Across Protocol was hit on Solana on July 17, but the damage stopped where it should have stopped: with the relayer taking the risk. Users did not lose funds.
At roughly 5:30 AM UTC on July 17, an attacker found a hole in Across's Solana integration and used it to trick the bridge's relayer system into paying out against deposits that had not actually gone through. Across said user funds were safe, all pending transfers were completed or refunded, and only the relayer operated by Risk Labs was affected.
That's the story. A bridge got hacked, and the people using it were made whole.
According to The Crypto Times, the incident was the first attack Across has publicly disclosed since launching in 2021, after more than $34 billion in bridged volume. Across paused Solana deposits while it investigated, coordinated with SEAL 911 to track the attacker, and later re-enabled full operations on July 18, ChainThink reported through KuCoin. A full post-mortem is still expected in the coming days.
Here's the trick. Solana has no canonical event system. Failed transactions can still emit data, the same way a rejected form submission might still fire a confirmation email if nobody checks the underlying state. Across's relayers, the parties that front money to fill a user's bridge order before final settlement, use emitted events to decide when to pay out. The attacker appears to have spoofed a deposit signal tied to a transaction that never succeeded, and at least one relayer paid out against a deposit that did not exist.
This was not a random weak spot. In April 2026, Asymmetric Research disclosed a vulnerability in the same broad part of Across's Solana stack. That issue involved Solana's event model, failed transactions, and the risk that relayers could be fooled into filling orders without a real deposit behind them. Across patched that bug at the time, and no funds were lost. The post-mortem now has one job: show whether July 17 reopened that same class of problem or found the next one beside it.
Why Risk Labs Took the Hit
Across is built so relayers carry the immediate risk, not depositors. When you bridge assets through Across, a relayer pays you out of its own capital first and gets reimbursed later after settlement.
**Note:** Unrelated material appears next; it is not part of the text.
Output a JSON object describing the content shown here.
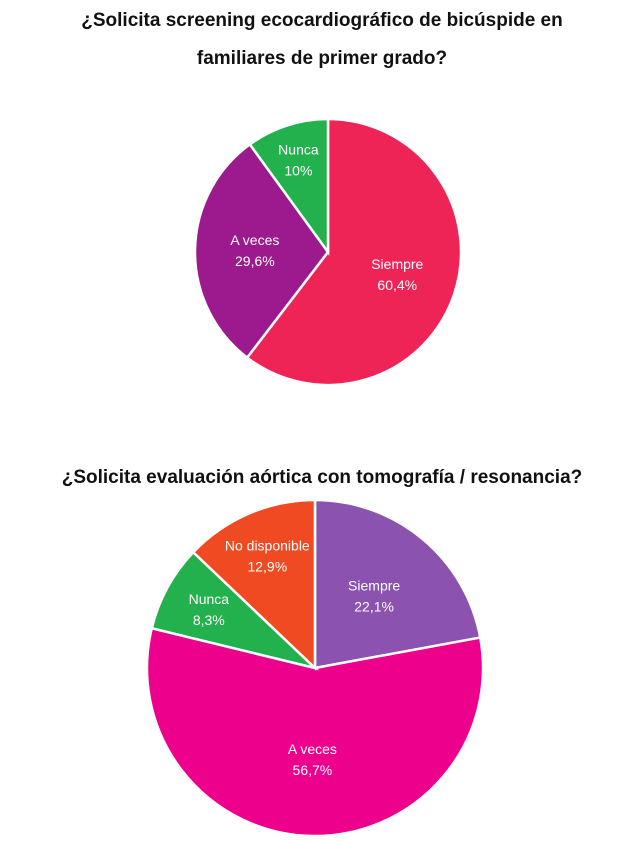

That means a bad actor exploiting the relayer side drains the relayer, not the user waiting on the destination chain.
The user never feels it.
In this case, the exposed relayer was operated by Risk Labs, the foundation supporting Across. Across described Risk Labs as one participant in an otherwise permissionless relayer network, and said every pending Solana transfer was either completed or fully refunded. Risk Labs ate the loss. Nobody else did.
Compare that with how the worst bridge hacks have usually played out. Ronin lost about $625 million in 2022. Wormhole lost about $325 million the same year. Those attacks hit pooled bridge liquidity, so a breach became a direct hit to user funds sitting in one place. Across's model does not remove risk, but it changes where the risk lands. On July 17, that distinction mattered.
Solana Still Has the Hard Question
Frankly, this is not only an Across story. It is a Solana tooling story. If protocols are reconstructing off-chain state from transaction traces, and failed transactions can still leave behind misleading emitted data, then bridges, relayers and other DeFi systems have to prove they are checking state rather than trusting noise.
That is a narrow technical point with a large financial edge. Solana support only came to Across through its V4 expansion, and the migration guide for the Solana integration names the SVM SpokePool address and Solana chain ID, while warning relayers about Solana-specific fill and repayment details. This is not mature, invisible infrastructure yet. It is still new enough that the sharp parts are visible.
Across has not said how much Risk Labs lost. It has not identified the attacker. The team did publish attacker-linked addresses and told users to rely only on official channels, which is exactly the kind of dull operational detail worth keeping in the story because phishing follows incidents like this almost immediately.
For Across, the honest headline is not that the bridge was untouched. It was touched. It failed on the Solana relayer edge. But the architecture did the thing it was supposed to do under stress: it kept users away from the blast area. The next question belongs to the post-mortem, and to every Solana protocol that watches emitted data and calls it proof.